Les limites de l’organisation
La chute du Mur de Berlin, l'agonie puis la fin de l'URSS, la fin du monde bipolaire, ont au contraire réveillé l'ONU puisque le Conseil de sécurité n'était plus bloqué par le veto des deux « surpergrands ». Ainsi, les Etats de la planète ont-ils redécouvert qu'ils formaient aussi des nations unies. Ce fut un réveil brutal et un malentendu puisqu'en 1990, George Bush père avait surtout besoin de l'organisation pour bâtir une coalition contre Saddam Hussein. Il y est parvenu contrairement à George Bush fils qui, lui, n'a pu l'entraîner dans sa guerre en Irak en 2003.
Puis il y a eu les conflits en Somalie, en Bosnie, le génocide au Rwanda, la lutte contre le terrorisme depuis 2001, le Darfour, le jihadisme, la Syrie, l’Ukraine... De nombreuses crises ont montré les limites de l'organisation, notamment sur le plan politique (même si certains de ses secrétaires généraux comme Boutros Boutros-Ghali ou Kofi Annan ont essayé de la faire exister sur la scène mondiale), ainsi que son incapacité à maintenir la paix. A fortiori de l'imposer.

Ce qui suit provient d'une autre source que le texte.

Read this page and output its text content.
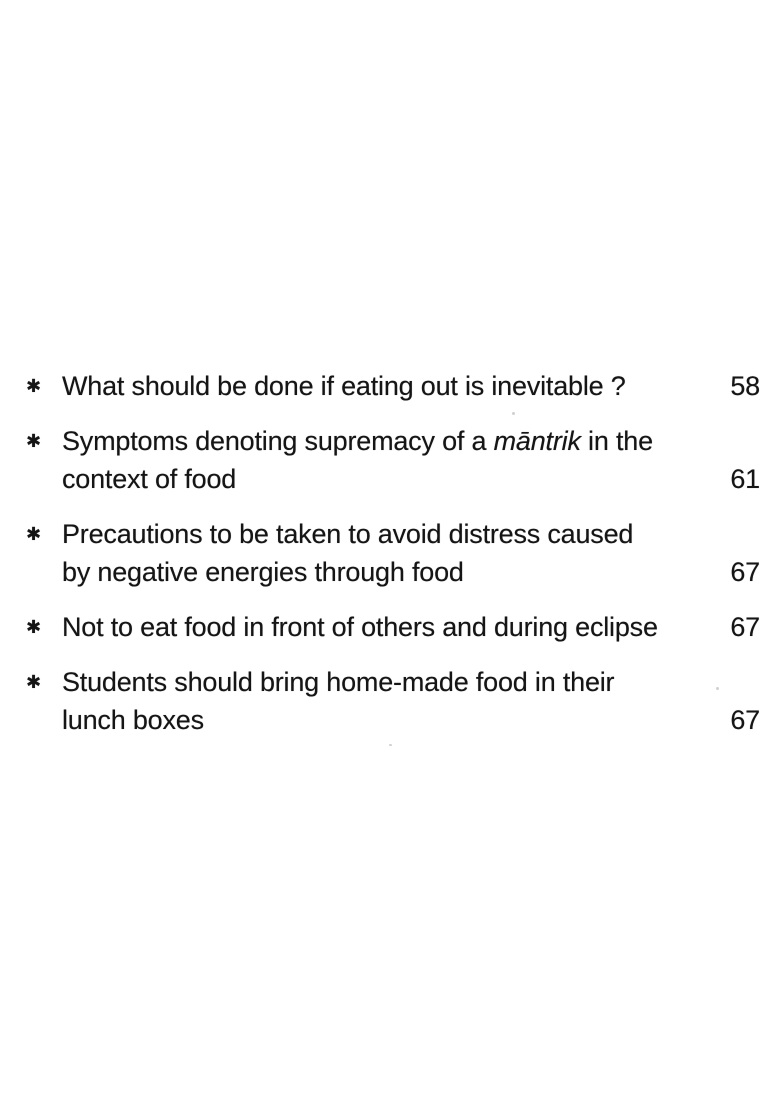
✱ What should be done if eating out is inevitable ?	58
✱ Symptoms denoting supremacy of a māntrik in the
context of food	61
✱ Precautions to be taken to avoid distress caused
by negative energies through food	67
✱ Not to eat food in front of others and during eclipse	67
✱ Students should bring home-made food in their
lunch boxes	67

Et pourtant. Même si nous sommes loin des vœux de la Charte, force est de constater qu'en 70 ans d'existence, l'ONU s'est néanmoins immiscée dans les interstices laissés par la diplomatie de ses Etats membres. Elle a voté (via l'Assemblée générale) des textes peu appréciés par bon nombre d’entre eux, en alertant le monde sur la pauvreté ou les menaces pour l'environnement, en développant la justice internationale ou, plus récemment, en mettant en avant « la responsabilité de protéger » les populations. Et bien sûr en déployant les casques bleus pour le meilleur (interposition) et pour le pire (inaction face à des massacres). Cette présence des « soldats de la paix » n'est pas une absolue garantie pour les victimes de conflits, mais elle est réelle. Sans oublier la défense, vaille que vaille, des droits de l'homme et de la culture, avec par exemple le développement de la notion de patrimoine mondial.
Une réforme nécessaire
Finalement, si l'ONU donne l'impression d'être une chimère diplomatique et une piètre combattante de la paix, c’est parce que ses Etats membres (193 aujourd'hui) n'ont jamais voulu respecter sa Charte. Certains d'entre eux ont voulu la confisquer à leur profit comme le craignait Truman, ce 26 juin 1945, qui remarquait que « si nous cherchons à nous en servir égoïstement, dans l'intérêt d'un pays quelconque ou d'un petit groupe de pays, nous serons coupables de trahison ».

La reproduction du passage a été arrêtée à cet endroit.